Biological males should not be competing with biological females in sports, according to a growing number of current and former high-level athletes.
That now includes Olympics swimming legend Michael Phelps, who waded into the controversy involving transgender swimmer Lia Thomas, a biological male and University of Pennsylvania competitor who has undergone a year of testosterone suppression therapy but is continuing to dominate all-female competitions.
Currently, NCAA rules require at least a year of the therapy, but critics — and a growing number of scientific studies — say that despite the treatment, Thomas still retains an unfair advantage, though ironically, ‘she’ was defeated by a transgender male swimmer from Yale last week.
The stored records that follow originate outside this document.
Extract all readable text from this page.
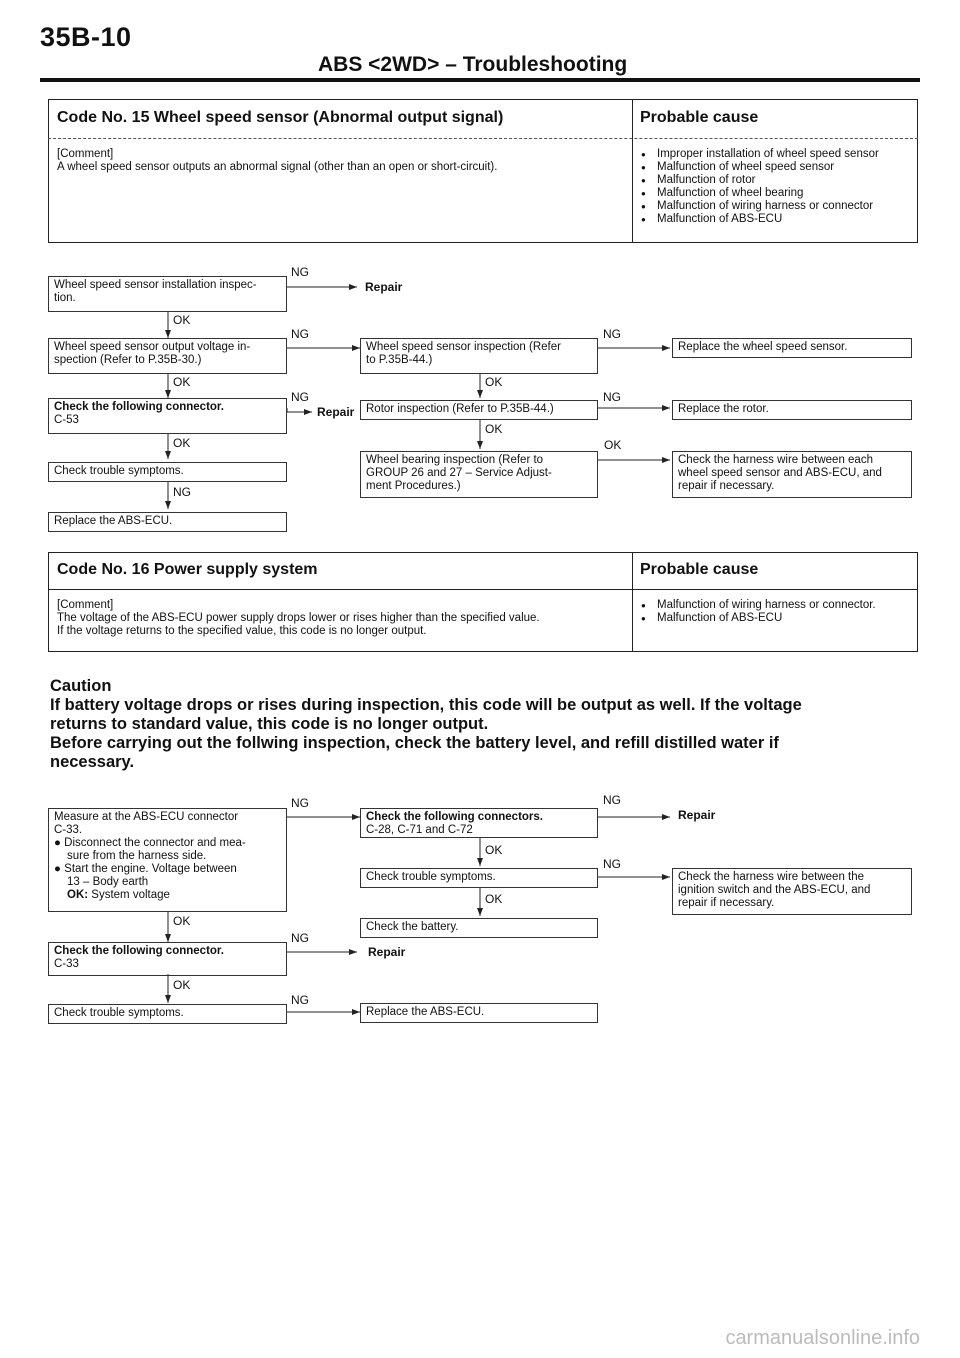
35B-10
ABS <2WD> – Troubleshooting
Code No. 15 Wheel speed sensor (Abnormal output signal)	Probable cause
[Comment]
A wheel speed sensor outputs an abnormal signal (other than an open or short-circuit).
● Improper installation of wheel speed sensor
● Malfunction of wheel speed sensor
● Malfunction of rotor
● Malfunction of wheel bearing
● Malfunction of wiring harness or connector
● Malfunction of ABS-ECU
Wheel speed sensor installation inspec-
tion.
Wheel speed sensor output voltage in-
spection (Refer to P.35B-30.)
Check the following connector.
C-53
Check trouble symptoms.
Replace the ABS-ECU.
Wheel speed sensor inspection (Refer
to P.35B-44.)
Rotor inspection (Refer to P.35B-44.)
Wheel bearing inspection (Refer to
GROUP 26 and 27 – Service Adjust-
ment Procedures.)
Replace the wheel speed sensor.
Replace the rotor.
Check the harness wire between each
wheel speed sensor and ABS-ECU, and
repair if necessary.
NG
Repair
OK
NG	NG
OK	OK
NG
Repair
NG
OK
OK	OK
NG
Code No. 16 Power supply system	Probable cause
[Comment]
The voltage of the ABS-ECU power supply drops lower or rises higher than the specified value.
If the voltage returns to the specified value, this code is no longer output.
● Malfunction of wiring harness or connector.
● Malfunction of ABS-ECU
Caution
If battery voltage drops or rises during inspection, this code will be output as well. If the voltage
returns to standard value, this code is no longer output.
Before carrying out the follwing inspection, check the battery level, and refill distilled water if
necessary.
Measure at the ABS-ECU connector
C-33.
● Disconnect the connector and mea-
sure from the harness side.
● Start the engine. Voltage between
13 – Body earth
OK: System voltage
Check the following connector.
C-33
Check trouble symptoms.
Check the following connectors.
C-28, C-71 and C-72
Check trouble symptoms.
Check the battery.
Replace the ABS-ECU.
Check the harness wire between the
ignition switch and the ABS-ECU, and
repair if necessary.
NG	NG
Repair
OK
NG
OK
OK
NG
Repair
OK
NG
carmanualsonline.info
In an interview with CNN host Christiane Amanpour, Phelps said that sports must “be played on an even playing field,” something Thomas’s critics say isn’t attainable when a biological male completes against biological females.
“Look, like, I will say — I can talk from a standpoint of doping. I don’t think I have competed in a clean field in my entire career,” Phelps said. “So, I think this leads back to the organizing committees again, because it has to be a level playing field.
“I think that’s something that we all need, because it’s — like, that’s what sports are,” Phelps noted further. “And, for me, I don’t know where this is going to go.
“I don’t know what’s going to happen,” he added. “I believe that we all should feel comfortable with who we are in our own skin. But I think sports should all be played on an even playing field. I don’t know what that looks like in the future. But it’s hard.”
Phelps, who won 23 Olympic gold medals in his career, said that the situation is “very complicated” but added that there should be fairness in all sports competitions.
“This has been my sport my whole entire career. And I — honestly, the one thing I would love is everybody to be able to compete on an even playing field. That’s all I can say,” Phelps said.
Reacting to ongoing debate over trans college athlete Lia Thomas competing on the women’s swimming team, “it’s very complicated,” says @MichaelPhelps. “We all should feel comfortable with who we are in our own skin. But I think sports should be played on an even playing field.” pic.twitter.com/brsq7t2vJW
— Christiane Amanpour (@amanpour) January 13, 2022
Thomas made headlines again after allegedly comparing herself to Jackie Robinson, a black player who broke the color barrier in professional baseball and became the first black to be inducted into the Major League Baseball Hall of Fame.
“She compares herself to Jackie Robinson. She said she is like the Jackie Robinson of trans sports,” one of Thomas’ teammates told the Washington Examiner.
“She laughs about it and mocks the situation. Instead of caring or showing that she cares about what she’s doing or what she’s doing to her teammates, she’s not sympathetic or empathetic at all,” the teammate added.
“Lia never addressed our team. She never asked if it was OK. She never asked how we felt. She never tried to explain how she feels. She never has said anything to us as a group. She never addressed anything,” the teammate went on.
Several studies in recent years have found that only requiring a year of testosterone suppression therapy for a man transitioning to a woman is not sufficient to ensure there is fairness in women’s sports.
For instance, a study that the Macdonald–Laurier Institute, a Canadian think tank, released last month argued that “there is neither a medical intervention nor a clever philosophical argument that can make it fair for trans women to compete in women’s sport.” The study recommended finding other ways to include transgender women in sports competitions.
“For trans women who have successfully suppressed testosterone for 12 months, the extent of muscle/strength loss is only an approximately (and modest) -5% after 12 months,” the authors noted. “Testosterone suppression does not remove the athletic advantage acquired under high testosterone conditions at puberty, while the male musculoskeletal advantage is retained.”